Since I don’t read a lot of horror books I had to look up what splatterpunk was….

Splatterpunk was a movement within horror fiction in the 1980s, distinguished by its graphic, often gory, depiction of violence and “hyperintensive horror with no limits.”[1][2][3] The term was coined in 1986 by David J. Schow at the Twelfth World Fantasy Convention in Providence, Rhode Island. Splatterpunk is regarded as a revolt against the “traditional, meekly suggestive horror story”.[4] Splatterpunk has been defined as a “literary genre characterised by graphically described scenes of an extremely gory nature.” Read More

Well I certainly think that No Sanctuary fits in the splatterpunk subgenre, especially the end!

But back to  No Sanctuary. There are two storylines running through the bookThe first storyline follows Rick and Bert (Bertha) on a camping trip in the remote mountains of California. The other involves Gilliam O’Neill whose addiction is breaking into houses while the owners are away and making herself at home.  What could go wrong in the lives of the protagonists! Plenty!
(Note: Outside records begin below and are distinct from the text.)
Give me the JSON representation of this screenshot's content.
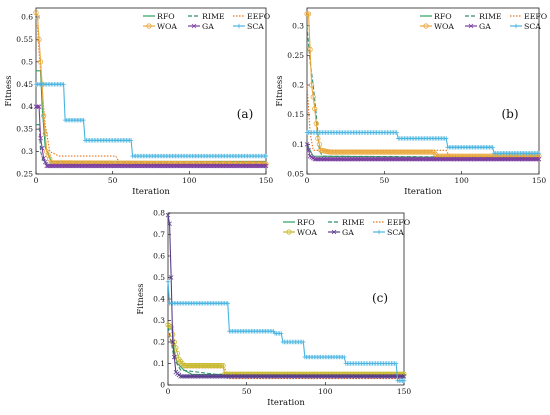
{
  "chart_data": [
    {
      "type": "line",
      "panel_label": "(a)",
      "xlabel": "Iteration",
      "ylabel": "Fitness",
      "xlim": [
        0,
        150
      ],
      "ylim": [
        0.25,
        0.62
      ],
      "xticks": [
        "0",
        "50",
        "100",
        "150"
      ],
      "yticks": [
        "0.25",
        "0.3",
        "0.35",
        "0.4",
        "0.45",
        "0.5",
        "0.55",
        "0.6"
      ],
      "legend_position": "top-right",
      "series": [
        {
          "name": "RFO",
          "color": "#2ca25f",
          "marker": "none",
          "dash": "solid",
          "points": [
            [
              0,
              0.48
            ],
            [
              3,
              0.48
            ],
            [
              4,
              0.4
            ],
            [
              6,
              0.31
            ],
            [
              8,
              0.295
            ],
            [
              10,
              0.278
            ],
            [
              150,
              0.278
            ]
          ]
        },
        {
          "name": "RIME",
          "color": "#2f8f6f",
          "marker": "none",
          "dash": "dash",
          "points": [
            [
              0,
              0.36
            ],
            [
              2,
              0.36
            ],
            [
              3,
              0.3
            ],
            [
              5,
              0.275
            ],
            [
              150,
              0.275
            ]
          ]
        },
        {
          "name": "EEFO",
          "color": "#e8731c",
          "marker": "none",
          "dash": "dot",
          "points": [
            [
              0,
              0.58
            ],
            [
              1,
              0.58
            ],
            [
              2,
              0.52
            ],
            [
              4,
              0.44
            ],
            [
              6,
              0.36
            ],
            [
              9,
              0.3
            ],
            [
              15,
              0.29
            ],
            [
              52,
              0.29
            ],
            [
              54,
              0.278
            ],
            [
              150,
              0.278
            ]
          ]
        },
        {
          "name": "WOA",
          "color": "#e9a83c",
          "marker": "circle",
          "dash": "solid",
          "points": [
            [
              0,
              0.61
            ],
            [
              1,
              0.6
            ],
            [
              2,
              0.55
            ],
            [
              3,
              0.5
            ],
            [
              4,
              0.45
            ],
            [
              5,
              0.38
            ],
            [
              7,
              0.3
            ],
            [
              10,
              0.275
            ],
            [
              150,
              0.272
            ]
          ]
        },
        {
          "name": "GA",
          "color": "#7b3fa0",
          "marker": "cross",
          "dash": "solid",
          "points": [
            [
              0,
              0.4
            ],
            [
              2,
              0.4
            ],
            [
              3,
              0.33
            ],
            [
              5,
              0.285
            ],
            [
              7,
              0.268
            ],
            [
              150,
              0.268
            ]
          ]
        },
        {
          "name": "SCA",
          "color": "#48b4e0",
          "marker": "plus",
          "dash": "solid",
          "points": [
            [
              0,
              0.45
            ],
            [
              18,
              0.45
            ],
            [
              19,
              0.37
            ],
            [
              31,
              0.37
            ],
            [
              32,
              0.325
            ],
            [
              62,
              0.325
            ],
            [
              63,
              0.29
            ],
            [
              150,
              0.29
            ]
          ]
        }
      ]
    },
    {
      "type": "line",
      "panel_label": "(b)",
      "xlabel": "Iteration",
      "ylabel": "Fitness",
      "xlim": [
        0,
        150
      ],
      "ylim": [
        0.05,
        0.33
      ],
      "xticks": [
        "0",
        "50",
        "100",
        "150"
      ],
      "yticks": [
        "0.05",
        "0.1",
        "0.15",
        "0.2",
        "0.25",
        "0.3"
      ],
      "legend_position": "top-right",
      "series": [
        {
          "name": "RFO",
          "color": "#2ca25f",
          "marker": "none",
          "dash": "solid",
          "points": [
            [
              0,
              0.1
            ],
            [
              2,
              0.09
            ],
            [
              4,
              0.08
            ],
            [
              150,
              0.077
            ]
          ]
        },
        {
          "name": "RIME",
          "color": "#2f8f6f",
          "marker": "none",
          "dash": "dash",
          "points": [
            [
              0,
              0.3
            ],
            [
              2,
              0.24
            ],
            [
              4,
              0.2
            ],
            [
              6,
              0.15
            ],
            [
              8,
              0.09
            ],
            [
              10,
              0.08
            ],
            [
              150,
              0.078
            ]
          ]
        },
        {
          "name": "EEFO",
          "color": "#e8731c",
          "marker": "none",
          "dash": "dot",
          "points": [
            [
              0,
              0.2
            ],
            [
              2,
              0.12
            ],
            [
              4,
              0.09
            ],
            [
              90,
              0.09
            ],
            [
              92,
              0.08
            ],
            [
              150,
              0.079
            ]
          ]
        },
        {
          "name": "WOA",
          "color": "#e9a83c",
          "marker": "circle",
          "dash": "solid",
          "points": [
            [
              0,
              0.32
            ],
            [
              1,
              0.32
            ],
            [
              2,
              0.26
            ],
            [
              3,
              0.2
            ],
            [
              5,
              0.16
            ],
            [
              7,
              0.11
            ],
            [
              9,
              0.09
            ],
            [
              15,
              0.087
            ],
            [
              82,
              0.087
            ],
            [
              84,
              0.08
            ],
            [
              150,
              0.08
            ]
          ]
        },
        {
          "name": "GA",
          "color": "#7b3fa0",
          "marker": "cross",
          "dash": "solid",
          "points": [
            [
              0,
              0.1
            ],
            [
              2,
              0.08
            ],
            [
              5,
              0.075
            ],
            [
              150,
              0.075
            ]
          ]
        },
        {
          "name": "SCA",
          "color": "#48b4e0",
          "marker": "plus",
          "dash": "solid",
          "points": [
            [
              0,
              0.12
            ],
            [
              58,
              0.12
            ],
            [
              59,
              0.11
            ],
            [
              90,
              0.11
            ],
            [
              91,
              0.095
            ],
            [
              120,
              0.095
            ],
            [
              121,
              0.085
            ],
            [
              150,
              0.085
            ]
          ]
        }
      ]
    },
    {
      "type": "line",
      "panel_label": "(c)",
      "xlabel": "Iteration",
      "ylabel": "Fitness",
      "xlim": [
        0,
        150
      ],
      "ylim": [
        0,
        0.8
      ],
      "xticks": [
        "0",
        "50",
        "100",
        "150"
      ],
      "yticks": [
        "0",
        "0.1",
        "0.2",
        "0.3",
        "0.4",
        "0.5",
        "0.6",
        "0.7",
        "0.8"
      ],
      "legend_position": "top-right",
      "series": [
        {
          "name": "RFO",
          "color": "#2ca25f",
          "marker": "none",
          "dash": "solid",
          "points": [
            [
              0,
              0.26
            ],
            [
              3,
              0.26
            ],
            [
              4,
              0.16
            ],
            [
              6,
              0.1
            ],
            [
              10,
              0.07
            ],
            [
              15,
              0.05
            ],
            [
              150,
              0.045
            ]
          ]
        },
        {
          "name": "RIME",
          "color": "#2f8f6f",
          "marker": "none",
          "dash": "dash",
          "points": [
            [
              0,
              0.27
            ],
            [
              2,
              0.2
            ],
            [
              4,
              0.12
            ],
            [
              8,
              0.07
            ],
            [
              30,
              0.05
            ],
            [
              150,
              0.04
            ]
          ]
        },
        {
          "name": "EEFO",
          "color": "#e8731c",
          "marker": "none",
          "dash": "dot",
          "points": [
            [
              0,
              0.24
            ],
            [
              3,
              0.18
            ],
            [
              6,
              0.1
            ],
            [
              10,
              0.08
            ],
            [
              36,
              0.08
            ],
            [
              38,
              0.03
            ],
            [
              150,
              0.03
            ]
          ]
        },
        {
          "name": "WOA",
          "color": "#c7b82c",
          "marker": "circle",
          "dash": "solid",
          "points": [
            [
              0,
              0.28
            ],
            [
              2,
              0.27
            ],
            [
              4,
              0.2
            ],
            [
              7,
              0.12
            ],
            [
              10,
              0.09
            ],
            [
              35,
              0.09
            ],
            [
              36,
              0.05
            ],
            [
              150,
              0.05
            ]
          ]
        },
        {
          "name": "GA",
          "color": "#5a3d8c",
          "marker": "cross",
          "dash": "solid",
          "points": [
            [
              0,
              0.79
            ],
            [
              1,
              0.75
            ],
            [
              2,
              0.5
            ],
            [
              3,
              0.2
            ],
            [
              5,
              0.06
            ],
            [
              8,
              0.04
            ],
            [
              150,
              0.04
            ]
          ]
        },
        {
          "name": "SCA",
          "color": "#48b4e0",
          "marker": "plus",
          "dash": "solid",
          "points": [
            [
              0,
              0.48
            ],
            [
              1,
              0.38
            ],
            [
              38,
              0.38
            ],
            [
              39,
              0.25
            ],
            [
              67,
              0.25
            ],
            [
              68,
              0.24
            ],
            [
              72,
              0.24
            ],
            [
              73,
              0.2
            ],
            [
              86,
              0.2
            ],
            [
              87,
              0.13
            ],
            [
              112,
              0.13
            ],
            [
              113,
              0.1
            ],
            [
              145,
              0.1
            ],
            [
              146,
              0.02
            ],
            [
              150,
              0.02
            ]
          ]
        }
      ]
    }
  ]
}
First, Rick and Bert meet up with three young men on the trail. Rick is convinced that the three are out for one thing and that is to rape and kill his woman and his gory visions confirm his suspicions and create a deadly paranoia! While Gillian discovers that she is in the home of a serial killer!! As each storyline develops it ‘s obvious that at some point the two will collide and there will probably be some blood spilled!!

Bottom line: For me No Sanctuary: was a likable book but not a great book. While both storylines finally meshed,  I thought that there would be some kind of connection between the two other than intersecting in the same woods! Also  thought that there were a couple of portions of the book that I thought could have been eliminated. After reading reviews of the book at Amazon, I see that No Sanctuary may not be Laymon’s best work. So I may read one of his more highly recommended novels. Hell he wrote over thirty of them….let’e see ….. again from Wikipedia….

Flesh was named Best Horror Novel of 1988 by Science Fiction Chronicle, and both Flesh and Funland were nominated for the Bram Stoker Award, as was his non-fiction work A Writer’s Tale. He won this award posthumously in 2001 for The Traveling Vampire Show.

Anyone have any thoughts or recommendations?